The soccer field also provides an opportunity to “get a feel for someone’s temperament,” depending on how they interact with the other players and referees, he said.
“Sports and business or work are very similar in that sense,” Joutz said. “You want people that know how to communicate with others, that are dedicated to something, that have a common objective, that play nice with others.”
For Joutz, a son of a German immigrant, “soccer was very much part of the fabric of our household and my upbringing. We would always watch the German team play and root for Germany in the World Cup.”
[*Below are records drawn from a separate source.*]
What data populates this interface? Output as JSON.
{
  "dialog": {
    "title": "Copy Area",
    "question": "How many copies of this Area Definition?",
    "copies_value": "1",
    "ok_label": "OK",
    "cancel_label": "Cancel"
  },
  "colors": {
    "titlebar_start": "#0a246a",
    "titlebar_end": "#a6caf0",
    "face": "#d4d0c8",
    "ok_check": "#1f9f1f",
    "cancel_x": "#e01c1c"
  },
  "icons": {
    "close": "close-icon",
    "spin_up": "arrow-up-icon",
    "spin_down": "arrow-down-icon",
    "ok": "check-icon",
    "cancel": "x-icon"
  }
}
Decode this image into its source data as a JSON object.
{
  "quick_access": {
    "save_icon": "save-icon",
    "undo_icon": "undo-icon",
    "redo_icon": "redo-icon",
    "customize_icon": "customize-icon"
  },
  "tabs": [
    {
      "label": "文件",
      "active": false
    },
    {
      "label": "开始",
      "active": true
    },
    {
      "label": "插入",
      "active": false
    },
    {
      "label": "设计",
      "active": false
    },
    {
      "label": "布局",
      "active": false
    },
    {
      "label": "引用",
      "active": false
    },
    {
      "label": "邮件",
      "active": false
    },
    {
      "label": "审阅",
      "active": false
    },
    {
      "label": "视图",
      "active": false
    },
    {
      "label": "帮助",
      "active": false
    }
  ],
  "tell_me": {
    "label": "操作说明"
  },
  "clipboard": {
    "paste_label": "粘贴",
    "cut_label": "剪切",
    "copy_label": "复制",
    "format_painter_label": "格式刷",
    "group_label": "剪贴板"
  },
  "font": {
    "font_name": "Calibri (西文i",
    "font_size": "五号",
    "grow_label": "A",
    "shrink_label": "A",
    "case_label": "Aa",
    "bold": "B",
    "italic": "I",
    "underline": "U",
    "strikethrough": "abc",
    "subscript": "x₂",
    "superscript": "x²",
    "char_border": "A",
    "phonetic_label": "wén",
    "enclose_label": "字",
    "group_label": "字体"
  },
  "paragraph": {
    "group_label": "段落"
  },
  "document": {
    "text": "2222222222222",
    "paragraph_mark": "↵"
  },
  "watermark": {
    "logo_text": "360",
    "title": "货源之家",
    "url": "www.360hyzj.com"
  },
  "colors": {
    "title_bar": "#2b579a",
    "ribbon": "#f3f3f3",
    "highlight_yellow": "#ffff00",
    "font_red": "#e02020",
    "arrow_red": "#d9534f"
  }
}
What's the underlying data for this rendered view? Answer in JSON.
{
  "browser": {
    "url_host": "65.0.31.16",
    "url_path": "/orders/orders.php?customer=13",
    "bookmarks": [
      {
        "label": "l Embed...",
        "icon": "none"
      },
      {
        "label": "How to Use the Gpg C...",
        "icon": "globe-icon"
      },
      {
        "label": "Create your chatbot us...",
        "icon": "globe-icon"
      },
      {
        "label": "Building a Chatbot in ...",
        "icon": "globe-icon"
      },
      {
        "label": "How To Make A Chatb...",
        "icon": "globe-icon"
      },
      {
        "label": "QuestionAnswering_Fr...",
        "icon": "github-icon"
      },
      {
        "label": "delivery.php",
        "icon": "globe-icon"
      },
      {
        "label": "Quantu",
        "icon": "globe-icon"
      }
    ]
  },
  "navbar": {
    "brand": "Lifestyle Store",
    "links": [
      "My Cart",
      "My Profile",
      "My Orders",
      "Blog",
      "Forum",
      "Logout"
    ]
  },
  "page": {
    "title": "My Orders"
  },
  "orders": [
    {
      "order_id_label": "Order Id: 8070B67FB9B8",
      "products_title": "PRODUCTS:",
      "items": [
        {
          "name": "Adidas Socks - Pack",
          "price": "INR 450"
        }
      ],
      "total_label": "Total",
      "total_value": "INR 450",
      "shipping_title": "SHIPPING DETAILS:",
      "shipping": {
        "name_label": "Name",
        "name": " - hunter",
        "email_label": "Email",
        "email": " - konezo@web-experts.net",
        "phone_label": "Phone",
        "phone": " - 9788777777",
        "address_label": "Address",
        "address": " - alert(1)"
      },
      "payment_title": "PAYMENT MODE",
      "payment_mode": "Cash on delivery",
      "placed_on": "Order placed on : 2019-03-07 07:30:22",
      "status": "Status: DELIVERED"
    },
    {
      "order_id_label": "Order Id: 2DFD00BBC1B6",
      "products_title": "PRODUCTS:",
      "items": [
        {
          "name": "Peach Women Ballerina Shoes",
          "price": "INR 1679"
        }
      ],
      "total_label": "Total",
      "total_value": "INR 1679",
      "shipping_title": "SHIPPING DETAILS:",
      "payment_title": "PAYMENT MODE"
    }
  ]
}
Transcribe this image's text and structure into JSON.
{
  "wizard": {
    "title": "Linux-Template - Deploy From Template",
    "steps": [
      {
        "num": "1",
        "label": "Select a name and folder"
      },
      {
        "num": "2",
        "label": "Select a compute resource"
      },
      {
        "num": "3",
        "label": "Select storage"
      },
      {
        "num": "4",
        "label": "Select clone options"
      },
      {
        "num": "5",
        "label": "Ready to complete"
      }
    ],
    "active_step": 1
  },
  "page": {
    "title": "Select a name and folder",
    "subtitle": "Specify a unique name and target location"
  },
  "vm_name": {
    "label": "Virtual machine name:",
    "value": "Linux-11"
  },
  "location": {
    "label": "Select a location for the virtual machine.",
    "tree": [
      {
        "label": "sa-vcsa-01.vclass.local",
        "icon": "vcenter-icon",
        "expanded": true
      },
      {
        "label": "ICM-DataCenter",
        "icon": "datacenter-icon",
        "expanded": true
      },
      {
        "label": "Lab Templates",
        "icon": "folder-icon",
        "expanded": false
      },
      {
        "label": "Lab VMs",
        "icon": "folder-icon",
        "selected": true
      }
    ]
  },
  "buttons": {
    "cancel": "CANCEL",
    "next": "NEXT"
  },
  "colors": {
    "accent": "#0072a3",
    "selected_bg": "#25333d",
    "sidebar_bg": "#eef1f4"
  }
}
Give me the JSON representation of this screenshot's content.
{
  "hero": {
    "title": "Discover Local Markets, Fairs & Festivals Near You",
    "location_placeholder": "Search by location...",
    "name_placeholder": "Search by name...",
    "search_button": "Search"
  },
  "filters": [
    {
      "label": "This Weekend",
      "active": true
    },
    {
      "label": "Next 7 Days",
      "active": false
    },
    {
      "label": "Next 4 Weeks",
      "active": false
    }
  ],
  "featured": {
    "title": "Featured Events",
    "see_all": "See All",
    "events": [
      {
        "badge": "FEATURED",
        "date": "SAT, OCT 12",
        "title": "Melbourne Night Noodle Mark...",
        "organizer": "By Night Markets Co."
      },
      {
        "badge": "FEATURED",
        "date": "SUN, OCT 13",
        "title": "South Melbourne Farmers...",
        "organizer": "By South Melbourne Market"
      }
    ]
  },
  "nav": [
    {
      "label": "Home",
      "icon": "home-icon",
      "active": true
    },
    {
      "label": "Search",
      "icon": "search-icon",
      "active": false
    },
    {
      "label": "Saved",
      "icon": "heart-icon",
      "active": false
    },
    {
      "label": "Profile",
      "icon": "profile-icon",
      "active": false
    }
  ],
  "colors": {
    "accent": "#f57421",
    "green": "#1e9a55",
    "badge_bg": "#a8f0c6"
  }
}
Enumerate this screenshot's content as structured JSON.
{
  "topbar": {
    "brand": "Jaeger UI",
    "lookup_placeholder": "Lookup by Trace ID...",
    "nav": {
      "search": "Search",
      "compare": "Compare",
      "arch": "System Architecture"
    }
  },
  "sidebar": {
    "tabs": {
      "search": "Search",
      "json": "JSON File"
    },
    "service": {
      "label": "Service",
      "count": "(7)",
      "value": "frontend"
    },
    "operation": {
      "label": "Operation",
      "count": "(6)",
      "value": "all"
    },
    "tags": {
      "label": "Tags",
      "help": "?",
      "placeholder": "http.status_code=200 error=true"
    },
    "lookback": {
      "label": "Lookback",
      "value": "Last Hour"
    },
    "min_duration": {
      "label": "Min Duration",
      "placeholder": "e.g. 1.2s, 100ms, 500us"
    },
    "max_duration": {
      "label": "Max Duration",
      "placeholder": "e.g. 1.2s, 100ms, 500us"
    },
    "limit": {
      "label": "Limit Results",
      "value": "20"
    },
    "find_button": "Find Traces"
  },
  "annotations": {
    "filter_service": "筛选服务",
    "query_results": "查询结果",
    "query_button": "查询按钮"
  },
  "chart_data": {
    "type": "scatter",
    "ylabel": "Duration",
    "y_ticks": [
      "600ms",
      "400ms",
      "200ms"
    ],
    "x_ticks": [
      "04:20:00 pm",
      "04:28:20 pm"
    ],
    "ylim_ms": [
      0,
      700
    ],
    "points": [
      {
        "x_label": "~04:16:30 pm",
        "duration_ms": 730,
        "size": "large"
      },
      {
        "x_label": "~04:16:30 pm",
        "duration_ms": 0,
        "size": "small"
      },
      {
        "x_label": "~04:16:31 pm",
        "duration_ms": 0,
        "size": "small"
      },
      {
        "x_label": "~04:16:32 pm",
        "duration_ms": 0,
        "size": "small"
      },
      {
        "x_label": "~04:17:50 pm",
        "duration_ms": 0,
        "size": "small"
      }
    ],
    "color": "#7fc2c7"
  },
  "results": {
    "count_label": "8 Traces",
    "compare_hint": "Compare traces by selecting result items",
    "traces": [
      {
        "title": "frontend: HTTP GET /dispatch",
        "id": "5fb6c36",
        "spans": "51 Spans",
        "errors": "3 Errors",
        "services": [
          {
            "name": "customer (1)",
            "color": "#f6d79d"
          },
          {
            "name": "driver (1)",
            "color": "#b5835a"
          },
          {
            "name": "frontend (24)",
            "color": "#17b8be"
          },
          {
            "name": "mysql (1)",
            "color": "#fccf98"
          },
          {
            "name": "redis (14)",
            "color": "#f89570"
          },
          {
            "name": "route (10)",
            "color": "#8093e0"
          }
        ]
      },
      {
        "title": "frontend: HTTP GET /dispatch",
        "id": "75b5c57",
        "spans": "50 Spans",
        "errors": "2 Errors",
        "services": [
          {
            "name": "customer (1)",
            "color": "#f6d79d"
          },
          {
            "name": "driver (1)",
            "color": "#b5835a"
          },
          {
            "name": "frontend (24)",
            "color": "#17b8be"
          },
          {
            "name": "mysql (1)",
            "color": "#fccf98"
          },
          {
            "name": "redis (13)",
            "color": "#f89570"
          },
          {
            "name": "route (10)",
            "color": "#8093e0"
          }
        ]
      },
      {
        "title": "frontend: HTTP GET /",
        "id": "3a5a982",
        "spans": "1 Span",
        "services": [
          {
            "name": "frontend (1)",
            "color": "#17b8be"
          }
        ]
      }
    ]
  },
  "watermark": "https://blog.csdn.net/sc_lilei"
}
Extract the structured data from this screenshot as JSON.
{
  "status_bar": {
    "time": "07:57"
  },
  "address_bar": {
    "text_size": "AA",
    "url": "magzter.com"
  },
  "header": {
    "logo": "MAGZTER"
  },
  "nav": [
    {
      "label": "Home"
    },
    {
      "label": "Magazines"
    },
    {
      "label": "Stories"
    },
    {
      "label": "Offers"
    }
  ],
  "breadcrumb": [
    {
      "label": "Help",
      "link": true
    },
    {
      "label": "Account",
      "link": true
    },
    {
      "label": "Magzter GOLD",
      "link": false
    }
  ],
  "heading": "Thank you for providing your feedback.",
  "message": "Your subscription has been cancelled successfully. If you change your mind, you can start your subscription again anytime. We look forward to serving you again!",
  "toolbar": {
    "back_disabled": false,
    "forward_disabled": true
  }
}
He likened the sport to “a fast-paced chess match, with all the pieces on the board, and you’re constantly shifting them either in a defensive or offensive posture. And when all those pieces are working together, that’s when you’re able to achieve success.”
Ego Watch
Haddad agreed that “there’s a lot of strategy,” but added that “chess is one player strategizing on his own, and even the coach cannot be that chess player because the coach can give you directions, but the variables on the field cannot be controlled by the coach.”
“It’s really about how in sync are you with your team members, and how quickly can you react to any condition as a team, and how do you cover each other as a team, and how you support each other as a team, and how you make sure that if the safer play is for somebody else to get the credit of the goal, you don’t let your ego stand in the way of that moment,” he said.
“To me, it’s about people on the field knowing what the strategy is, but reacting in real time to shifts because that’s what happens in real life—you go in with a strategy, but the market conditions shift, and how you act as a team, and have each other’s back, and also make sure that at the end of the day you don’t lose sight that as a team you either win together or the team loses together.”